Pfizer conflict controversy continues

The controversial appointment of Pfizer Canada executive Bernard Prigent to the Canadian Institutes of Health Research was the lead item on the CBC's national morning radio show, The Current.


A podcast of the show is available.


In the show, Francoise Baylis, Canada Research Chair in bioethics at Dalhousie University, says it is impossible for Prigent to avoid a conflict of interest in the new posting because his job as a Pfizer vice president is to sell as many drugs as possible. The job of the CIHR, however, is to ensure public safety. The two are not always the same thing, she said.


Dr. Jean Rouleau, dean of medicine at the University of Montreal and a member of the CIFR's governing council told the CBC's Anna Maria Tremonti that the group needs to hear from people in the pharmaceutical industry.


Baylis said such input, when needed, could be had by calling Prigent and other industry executives to make submission to the CIHR, without giving them a voice in the decisions made by the group.


Meanwhile, a former member of the CIHR, Saskatchewan researcher Steven Lewis lashed out at the appointment, citing the industry's past marketing scandals and saying the appointment gives Pfizer a competitive advantage over other companies.
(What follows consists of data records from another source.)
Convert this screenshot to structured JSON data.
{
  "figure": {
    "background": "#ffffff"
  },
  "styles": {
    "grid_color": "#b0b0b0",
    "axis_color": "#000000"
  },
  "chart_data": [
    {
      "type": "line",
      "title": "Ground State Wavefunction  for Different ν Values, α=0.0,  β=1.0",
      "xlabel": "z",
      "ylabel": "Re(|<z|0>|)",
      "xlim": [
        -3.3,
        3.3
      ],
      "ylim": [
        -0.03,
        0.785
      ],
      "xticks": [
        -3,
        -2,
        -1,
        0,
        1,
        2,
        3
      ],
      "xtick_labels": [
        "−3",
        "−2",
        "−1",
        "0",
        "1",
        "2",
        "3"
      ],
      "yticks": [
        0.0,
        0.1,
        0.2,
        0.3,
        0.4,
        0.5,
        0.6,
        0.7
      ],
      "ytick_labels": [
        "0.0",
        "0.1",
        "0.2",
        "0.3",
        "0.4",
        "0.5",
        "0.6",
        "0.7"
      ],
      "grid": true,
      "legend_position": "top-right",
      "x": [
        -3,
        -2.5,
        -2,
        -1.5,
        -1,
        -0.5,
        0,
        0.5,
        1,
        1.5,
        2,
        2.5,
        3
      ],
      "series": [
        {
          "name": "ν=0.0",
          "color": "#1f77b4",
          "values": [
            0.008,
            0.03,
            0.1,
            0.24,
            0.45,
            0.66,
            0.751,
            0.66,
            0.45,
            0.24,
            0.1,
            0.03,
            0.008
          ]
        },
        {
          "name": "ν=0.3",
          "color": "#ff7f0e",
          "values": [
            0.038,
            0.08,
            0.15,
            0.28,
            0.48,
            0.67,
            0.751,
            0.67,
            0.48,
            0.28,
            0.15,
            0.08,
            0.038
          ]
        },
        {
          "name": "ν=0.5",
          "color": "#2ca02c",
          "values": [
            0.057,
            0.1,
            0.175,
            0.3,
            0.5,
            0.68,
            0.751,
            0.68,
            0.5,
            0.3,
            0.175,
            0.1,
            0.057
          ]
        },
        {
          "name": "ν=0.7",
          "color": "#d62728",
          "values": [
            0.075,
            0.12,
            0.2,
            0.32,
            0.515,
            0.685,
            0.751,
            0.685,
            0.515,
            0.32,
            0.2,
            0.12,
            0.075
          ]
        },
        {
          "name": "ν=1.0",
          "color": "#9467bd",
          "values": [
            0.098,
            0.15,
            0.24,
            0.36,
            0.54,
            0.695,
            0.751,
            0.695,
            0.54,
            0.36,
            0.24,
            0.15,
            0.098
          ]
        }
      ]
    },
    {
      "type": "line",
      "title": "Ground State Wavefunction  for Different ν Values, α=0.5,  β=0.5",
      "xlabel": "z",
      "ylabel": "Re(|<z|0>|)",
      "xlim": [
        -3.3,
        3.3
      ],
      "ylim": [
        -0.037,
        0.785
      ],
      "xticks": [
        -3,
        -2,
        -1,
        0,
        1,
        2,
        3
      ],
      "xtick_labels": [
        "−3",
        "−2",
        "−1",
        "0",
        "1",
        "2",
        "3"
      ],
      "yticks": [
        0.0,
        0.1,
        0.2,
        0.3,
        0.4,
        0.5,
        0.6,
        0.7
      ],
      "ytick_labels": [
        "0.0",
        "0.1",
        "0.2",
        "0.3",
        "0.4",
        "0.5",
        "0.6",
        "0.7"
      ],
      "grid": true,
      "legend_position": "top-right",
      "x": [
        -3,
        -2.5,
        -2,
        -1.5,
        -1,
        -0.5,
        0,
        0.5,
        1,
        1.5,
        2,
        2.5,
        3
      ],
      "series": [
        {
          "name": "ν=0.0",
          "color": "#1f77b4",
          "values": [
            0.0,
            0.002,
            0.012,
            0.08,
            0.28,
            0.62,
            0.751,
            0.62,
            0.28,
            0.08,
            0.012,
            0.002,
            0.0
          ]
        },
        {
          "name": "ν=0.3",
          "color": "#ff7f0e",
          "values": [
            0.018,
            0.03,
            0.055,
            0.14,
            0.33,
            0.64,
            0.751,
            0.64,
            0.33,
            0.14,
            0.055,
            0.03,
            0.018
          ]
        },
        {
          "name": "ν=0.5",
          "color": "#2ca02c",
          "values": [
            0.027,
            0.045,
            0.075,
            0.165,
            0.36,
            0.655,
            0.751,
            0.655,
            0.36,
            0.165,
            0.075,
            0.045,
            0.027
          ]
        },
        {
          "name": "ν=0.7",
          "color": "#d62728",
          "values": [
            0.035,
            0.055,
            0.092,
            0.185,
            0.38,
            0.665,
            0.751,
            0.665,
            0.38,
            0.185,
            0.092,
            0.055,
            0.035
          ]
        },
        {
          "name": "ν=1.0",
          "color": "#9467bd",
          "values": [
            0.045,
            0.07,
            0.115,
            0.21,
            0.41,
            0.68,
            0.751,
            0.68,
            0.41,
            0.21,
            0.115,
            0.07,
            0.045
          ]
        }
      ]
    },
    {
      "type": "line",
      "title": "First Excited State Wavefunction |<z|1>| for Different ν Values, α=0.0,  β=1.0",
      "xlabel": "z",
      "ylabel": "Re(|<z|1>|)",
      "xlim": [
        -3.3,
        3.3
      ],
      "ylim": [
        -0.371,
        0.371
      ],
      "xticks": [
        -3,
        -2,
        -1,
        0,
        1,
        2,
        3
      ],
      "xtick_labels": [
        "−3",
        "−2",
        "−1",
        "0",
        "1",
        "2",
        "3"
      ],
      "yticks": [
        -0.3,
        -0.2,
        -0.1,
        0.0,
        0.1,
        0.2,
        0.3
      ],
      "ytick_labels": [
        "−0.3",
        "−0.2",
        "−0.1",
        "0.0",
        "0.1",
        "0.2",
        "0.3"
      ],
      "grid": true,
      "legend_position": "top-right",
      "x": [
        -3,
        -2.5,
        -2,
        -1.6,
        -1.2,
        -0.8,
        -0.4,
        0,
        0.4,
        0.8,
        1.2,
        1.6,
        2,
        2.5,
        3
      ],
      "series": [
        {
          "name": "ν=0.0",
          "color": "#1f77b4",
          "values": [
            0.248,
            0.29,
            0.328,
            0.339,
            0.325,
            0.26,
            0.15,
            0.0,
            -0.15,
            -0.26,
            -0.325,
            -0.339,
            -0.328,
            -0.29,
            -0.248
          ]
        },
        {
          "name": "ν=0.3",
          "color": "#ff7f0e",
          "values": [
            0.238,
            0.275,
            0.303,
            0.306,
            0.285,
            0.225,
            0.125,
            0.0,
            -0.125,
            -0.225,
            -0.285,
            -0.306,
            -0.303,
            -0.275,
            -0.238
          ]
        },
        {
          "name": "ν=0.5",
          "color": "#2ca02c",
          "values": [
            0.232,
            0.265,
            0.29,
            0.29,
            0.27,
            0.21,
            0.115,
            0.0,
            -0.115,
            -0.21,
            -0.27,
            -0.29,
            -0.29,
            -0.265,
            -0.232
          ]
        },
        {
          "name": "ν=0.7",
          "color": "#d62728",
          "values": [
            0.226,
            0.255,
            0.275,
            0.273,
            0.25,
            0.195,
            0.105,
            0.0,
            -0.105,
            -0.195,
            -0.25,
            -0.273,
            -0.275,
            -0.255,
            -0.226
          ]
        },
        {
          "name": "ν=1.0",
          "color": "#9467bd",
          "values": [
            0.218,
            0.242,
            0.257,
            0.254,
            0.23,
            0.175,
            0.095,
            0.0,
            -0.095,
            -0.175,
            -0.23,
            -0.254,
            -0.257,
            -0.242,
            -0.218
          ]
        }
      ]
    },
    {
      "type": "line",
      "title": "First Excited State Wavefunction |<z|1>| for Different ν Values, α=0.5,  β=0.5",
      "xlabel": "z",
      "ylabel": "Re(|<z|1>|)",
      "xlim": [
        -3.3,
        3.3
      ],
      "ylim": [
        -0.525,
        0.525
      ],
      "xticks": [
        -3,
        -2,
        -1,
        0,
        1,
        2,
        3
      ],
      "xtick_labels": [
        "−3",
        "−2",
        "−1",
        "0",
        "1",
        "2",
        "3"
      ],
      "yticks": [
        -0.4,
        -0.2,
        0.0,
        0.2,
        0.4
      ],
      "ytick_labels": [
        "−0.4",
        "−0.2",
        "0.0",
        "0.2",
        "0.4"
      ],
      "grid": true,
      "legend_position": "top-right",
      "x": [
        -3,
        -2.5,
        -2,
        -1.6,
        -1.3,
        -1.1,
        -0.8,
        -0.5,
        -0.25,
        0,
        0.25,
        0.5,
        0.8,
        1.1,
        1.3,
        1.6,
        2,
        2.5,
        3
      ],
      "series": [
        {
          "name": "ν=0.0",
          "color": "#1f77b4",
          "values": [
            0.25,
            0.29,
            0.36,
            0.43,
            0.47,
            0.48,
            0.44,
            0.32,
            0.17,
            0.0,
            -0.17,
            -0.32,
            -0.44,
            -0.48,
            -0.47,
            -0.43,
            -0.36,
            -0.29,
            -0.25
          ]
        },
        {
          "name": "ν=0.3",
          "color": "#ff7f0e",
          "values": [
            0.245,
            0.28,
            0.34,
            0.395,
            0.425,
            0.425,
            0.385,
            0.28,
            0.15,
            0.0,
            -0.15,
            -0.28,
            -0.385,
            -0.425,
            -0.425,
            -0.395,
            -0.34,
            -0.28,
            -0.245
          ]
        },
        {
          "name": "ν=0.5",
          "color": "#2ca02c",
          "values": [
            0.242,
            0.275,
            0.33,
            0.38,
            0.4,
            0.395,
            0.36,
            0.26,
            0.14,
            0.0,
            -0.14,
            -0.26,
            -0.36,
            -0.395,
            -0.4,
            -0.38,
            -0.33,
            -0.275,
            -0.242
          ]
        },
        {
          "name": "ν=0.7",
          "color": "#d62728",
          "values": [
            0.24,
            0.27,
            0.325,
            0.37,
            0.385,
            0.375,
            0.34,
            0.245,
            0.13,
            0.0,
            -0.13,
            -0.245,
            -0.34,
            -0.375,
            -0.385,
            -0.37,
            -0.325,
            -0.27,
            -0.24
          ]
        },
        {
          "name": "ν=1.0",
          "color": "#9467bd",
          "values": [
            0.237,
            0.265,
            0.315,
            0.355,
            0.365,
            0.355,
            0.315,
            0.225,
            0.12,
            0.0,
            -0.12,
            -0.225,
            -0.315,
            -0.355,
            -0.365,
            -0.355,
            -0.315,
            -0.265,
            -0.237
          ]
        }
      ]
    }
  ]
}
"The industry's greatest innovations have occurred outside the lab," he wrote. "Expensive junkets for docs-for-hire to shill for their products to their peers; the purchase of previously distinguished academics to affix their names to ghostwritten papers; the suppression of unfriendly clinical trials and adverse effects data; the publication of the same data in different journals to bias systematic reviews and meta-analyses; etc. ad infinitum."


Lewis said it is "hardly irrelevant that the company to which Dr. Prigent owes his livelihood and his allegiance has owned up to sleaze that stands out even among its shady peers."


Since 2004, Pfizer, the world's largest drug company, has paid $2.75 billion in criminal fines and penalties, Lewis said. "Most recently (Pfizer paid) a whopping $2.3 billion for fraudulently marketing Bextra, a painkiller withdrawn from the market in 2005, and three other drugs."


He questioned how Prigent would respond if the council were asked to support research showing a Pfizer drug is dangerous or identifies the massive public subsidies that flow to drug companies.


As a member of the governing council, Lewis said Prigent will have access to information that his competitors do not and "he can exert a steering effect where they cannot."


CIHR president Dr. Alain Beaudet, who recommended Prigent for the appointment, has said he will bring a private-sector voice to the council and help ensure wise spending.


An online petition against the appointment has now collected almost 4,000 names.